Electricity Minister Kgocincho Ramukjuba, who warned last month that the winter would be “very harsh,” seemed more optimistic on Saturday, announcing that the average electricity generation had risen from 48 percent a few weeks ago to 60 percent.
“We are confident in our ability to overcome the winter,” he told reporters during a meeting of the National Executive Committee of the African National Congress held in a hotel in eastern Johannesburg.
The minister added, “We will not witness the worst scenario that we expected, and we will continue to see improvement.”
The continent’s largest industrial power is suffering from a severe electricity crisis that has worsened since last year.
Months ago, the country’s 60 million people did not happen to live a day without a power outage.
The public electricity company “Eskom” produces most of the country’s electricity needs.
But the company, which is struggling with the aging of rickety coal-fired power stations, which are saddled with debts after years of corruption during the tenure of President Jacob Zuma (2009-2018), is no longer able to meet demand and imposes programmed power outages that sometimes reach record periods.
In the past weeks, the rationing period has decreased from 12 hours per day to about two hours.
“We have succeeded in maintaining these levels of efficiency,” the minister said.
He attributed this improvement to Eskom mobilizing the best experts and distributing them to the worst-performing power plants, whose “production now exceeds our expectations.”

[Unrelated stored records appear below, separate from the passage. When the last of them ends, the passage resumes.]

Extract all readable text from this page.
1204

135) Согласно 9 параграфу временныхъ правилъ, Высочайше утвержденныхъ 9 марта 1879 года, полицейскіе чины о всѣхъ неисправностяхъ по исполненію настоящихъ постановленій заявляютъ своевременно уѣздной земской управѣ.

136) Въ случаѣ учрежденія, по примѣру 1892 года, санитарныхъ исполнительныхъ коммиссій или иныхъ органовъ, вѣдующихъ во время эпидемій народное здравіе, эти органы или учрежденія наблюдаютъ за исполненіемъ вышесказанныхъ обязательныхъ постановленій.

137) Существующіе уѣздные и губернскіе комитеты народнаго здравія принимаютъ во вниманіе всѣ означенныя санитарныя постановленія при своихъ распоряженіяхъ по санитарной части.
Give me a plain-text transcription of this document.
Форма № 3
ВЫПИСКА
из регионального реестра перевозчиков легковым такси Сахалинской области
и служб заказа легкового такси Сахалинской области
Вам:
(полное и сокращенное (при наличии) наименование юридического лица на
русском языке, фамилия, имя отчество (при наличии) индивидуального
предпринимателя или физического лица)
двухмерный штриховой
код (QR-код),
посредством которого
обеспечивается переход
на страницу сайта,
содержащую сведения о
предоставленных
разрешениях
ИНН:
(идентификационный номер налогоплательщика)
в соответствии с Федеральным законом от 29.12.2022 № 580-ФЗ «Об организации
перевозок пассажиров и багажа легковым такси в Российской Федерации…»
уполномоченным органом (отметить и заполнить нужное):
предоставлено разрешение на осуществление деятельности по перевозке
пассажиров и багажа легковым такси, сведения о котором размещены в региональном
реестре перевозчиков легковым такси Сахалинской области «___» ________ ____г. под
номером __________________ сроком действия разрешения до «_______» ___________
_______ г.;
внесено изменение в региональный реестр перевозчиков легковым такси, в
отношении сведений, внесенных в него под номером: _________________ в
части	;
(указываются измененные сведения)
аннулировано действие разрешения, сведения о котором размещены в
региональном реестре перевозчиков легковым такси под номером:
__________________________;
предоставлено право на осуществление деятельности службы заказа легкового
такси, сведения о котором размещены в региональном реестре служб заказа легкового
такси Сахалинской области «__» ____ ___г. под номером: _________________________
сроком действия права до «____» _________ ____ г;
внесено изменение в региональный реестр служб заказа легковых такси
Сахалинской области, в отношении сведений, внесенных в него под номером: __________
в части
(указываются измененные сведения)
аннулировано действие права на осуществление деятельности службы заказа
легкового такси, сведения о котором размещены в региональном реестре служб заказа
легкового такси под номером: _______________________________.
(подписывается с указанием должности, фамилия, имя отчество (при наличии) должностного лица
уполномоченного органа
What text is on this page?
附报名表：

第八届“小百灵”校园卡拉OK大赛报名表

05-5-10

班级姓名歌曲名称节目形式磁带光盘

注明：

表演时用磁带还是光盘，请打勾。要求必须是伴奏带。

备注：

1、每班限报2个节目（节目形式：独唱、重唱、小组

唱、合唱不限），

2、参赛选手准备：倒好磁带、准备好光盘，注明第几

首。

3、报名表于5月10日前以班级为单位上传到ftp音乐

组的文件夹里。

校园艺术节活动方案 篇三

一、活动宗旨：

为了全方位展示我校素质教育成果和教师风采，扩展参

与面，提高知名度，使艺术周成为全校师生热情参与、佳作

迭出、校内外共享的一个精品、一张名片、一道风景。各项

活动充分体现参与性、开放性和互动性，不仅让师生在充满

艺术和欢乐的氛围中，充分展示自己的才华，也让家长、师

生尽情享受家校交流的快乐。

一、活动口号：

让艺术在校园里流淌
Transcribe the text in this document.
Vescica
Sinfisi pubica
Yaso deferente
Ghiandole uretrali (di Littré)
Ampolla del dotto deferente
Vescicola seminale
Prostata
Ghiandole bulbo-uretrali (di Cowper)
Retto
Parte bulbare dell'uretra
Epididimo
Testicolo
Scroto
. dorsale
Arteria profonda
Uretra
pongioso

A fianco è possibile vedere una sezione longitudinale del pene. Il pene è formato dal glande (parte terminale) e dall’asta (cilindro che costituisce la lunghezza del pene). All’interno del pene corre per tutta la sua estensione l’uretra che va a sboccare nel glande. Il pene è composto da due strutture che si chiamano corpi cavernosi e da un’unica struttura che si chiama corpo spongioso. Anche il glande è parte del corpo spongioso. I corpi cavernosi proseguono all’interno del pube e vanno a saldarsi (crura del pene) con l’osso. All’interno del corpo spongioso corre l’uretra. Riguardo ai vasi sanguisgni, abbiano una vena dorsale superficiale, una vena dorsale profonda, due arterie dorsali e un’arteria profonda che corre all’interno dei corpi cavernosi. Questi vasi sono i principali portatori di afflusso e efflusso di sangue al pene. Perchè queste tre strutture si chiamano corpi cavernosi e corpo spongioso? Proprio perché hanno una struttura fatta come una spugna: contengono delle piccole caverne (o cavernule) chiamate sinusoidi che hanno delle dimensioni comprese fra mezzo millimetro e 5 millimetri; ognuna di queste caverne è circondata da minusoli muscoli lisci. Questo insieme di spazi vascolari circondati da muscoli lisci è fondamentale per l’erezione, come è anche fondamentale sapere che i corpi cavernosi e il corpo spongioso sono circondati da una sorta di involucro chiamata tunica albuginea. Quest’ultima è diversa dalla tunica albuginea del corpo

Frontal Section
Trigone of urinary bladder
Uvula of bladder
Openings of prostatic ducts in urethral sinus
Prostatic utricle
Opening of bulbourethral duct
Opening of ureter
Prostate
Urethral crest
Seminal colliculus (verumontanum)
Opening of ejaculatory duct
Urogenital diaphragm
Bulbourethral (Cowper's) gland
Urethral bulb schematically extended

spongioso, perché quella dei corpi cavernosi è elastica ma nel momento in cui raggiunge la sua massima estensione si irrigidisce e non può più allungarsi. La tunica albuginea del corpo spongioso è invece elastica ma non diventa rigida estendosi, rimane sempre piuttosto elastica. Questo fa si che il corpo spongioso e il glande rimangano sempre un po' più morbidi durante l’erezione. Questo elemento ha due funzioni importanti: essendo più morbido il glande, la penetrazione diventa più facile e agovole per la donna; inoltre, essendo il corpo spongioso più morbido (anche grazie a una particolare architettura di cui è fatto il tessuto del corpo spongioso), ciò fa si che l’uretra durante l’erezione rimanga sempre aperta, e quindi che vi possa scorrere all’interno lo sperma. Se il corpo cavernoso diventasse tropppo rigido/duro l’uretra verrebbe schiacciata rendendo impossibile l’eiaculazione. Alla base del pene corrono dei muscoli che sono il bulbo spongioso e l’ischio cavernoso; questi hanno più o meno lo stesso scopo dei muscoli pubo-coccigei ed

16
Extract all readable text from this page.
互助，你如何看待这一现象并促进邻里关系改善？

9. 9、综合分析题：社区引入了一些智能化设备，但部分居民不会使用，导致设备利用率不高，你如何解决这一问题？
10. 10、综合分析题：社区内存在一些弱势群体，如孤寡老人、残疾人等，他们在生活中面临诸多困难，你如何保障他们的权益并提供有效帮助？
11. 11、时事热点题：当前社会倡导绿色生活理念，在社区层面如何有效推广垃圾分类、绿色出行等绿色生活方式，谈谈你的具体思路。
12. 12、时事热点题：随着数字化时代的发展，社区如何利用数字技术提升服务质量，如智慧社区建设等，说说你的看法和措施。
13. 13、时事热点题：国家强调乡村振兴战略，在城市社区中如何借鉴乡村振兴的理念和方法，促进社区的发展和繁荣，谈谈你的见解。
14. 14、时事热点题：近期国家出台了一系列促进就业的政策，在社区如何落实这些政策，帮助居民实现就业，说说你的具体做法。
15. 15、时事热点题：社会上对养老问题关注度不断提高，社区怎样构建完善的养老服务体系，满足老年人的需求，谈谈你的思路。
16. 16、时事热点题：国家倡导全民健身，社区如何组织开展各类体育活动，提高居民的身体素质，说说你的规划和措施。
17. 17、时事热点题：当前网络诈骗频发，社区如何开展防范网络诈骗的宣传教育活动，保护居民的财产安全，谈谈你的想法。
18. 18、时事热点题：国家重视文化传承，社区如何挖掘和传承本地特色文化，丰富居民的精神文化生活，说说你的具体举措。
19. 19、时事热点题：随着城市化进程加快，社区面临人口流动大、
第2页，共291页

He pointed out that the demand at the height of winter decreased from what was expected from 34,000 megawatts to 30,000.
Electricity rationing in South Africa has forced many citizens, who are accustomed to this outage, to search for other sources of energy, such as installing solar panels in their homes.
The minister added, “I am confident that we will overcome the interruption soon, and we will start work on creating an additional reserve margin in order to allow the economy to grow at the required level.”
This issue is crucial with less than a year to go to the general elections, as a result of which it is feared that the African National Congress party will lose, for the first time in its history, the majority.
In May, the central bank predicted that GDP would grow by only 0.3 percent this year and that power outages alone would cut growth in the country by at least two percentage points.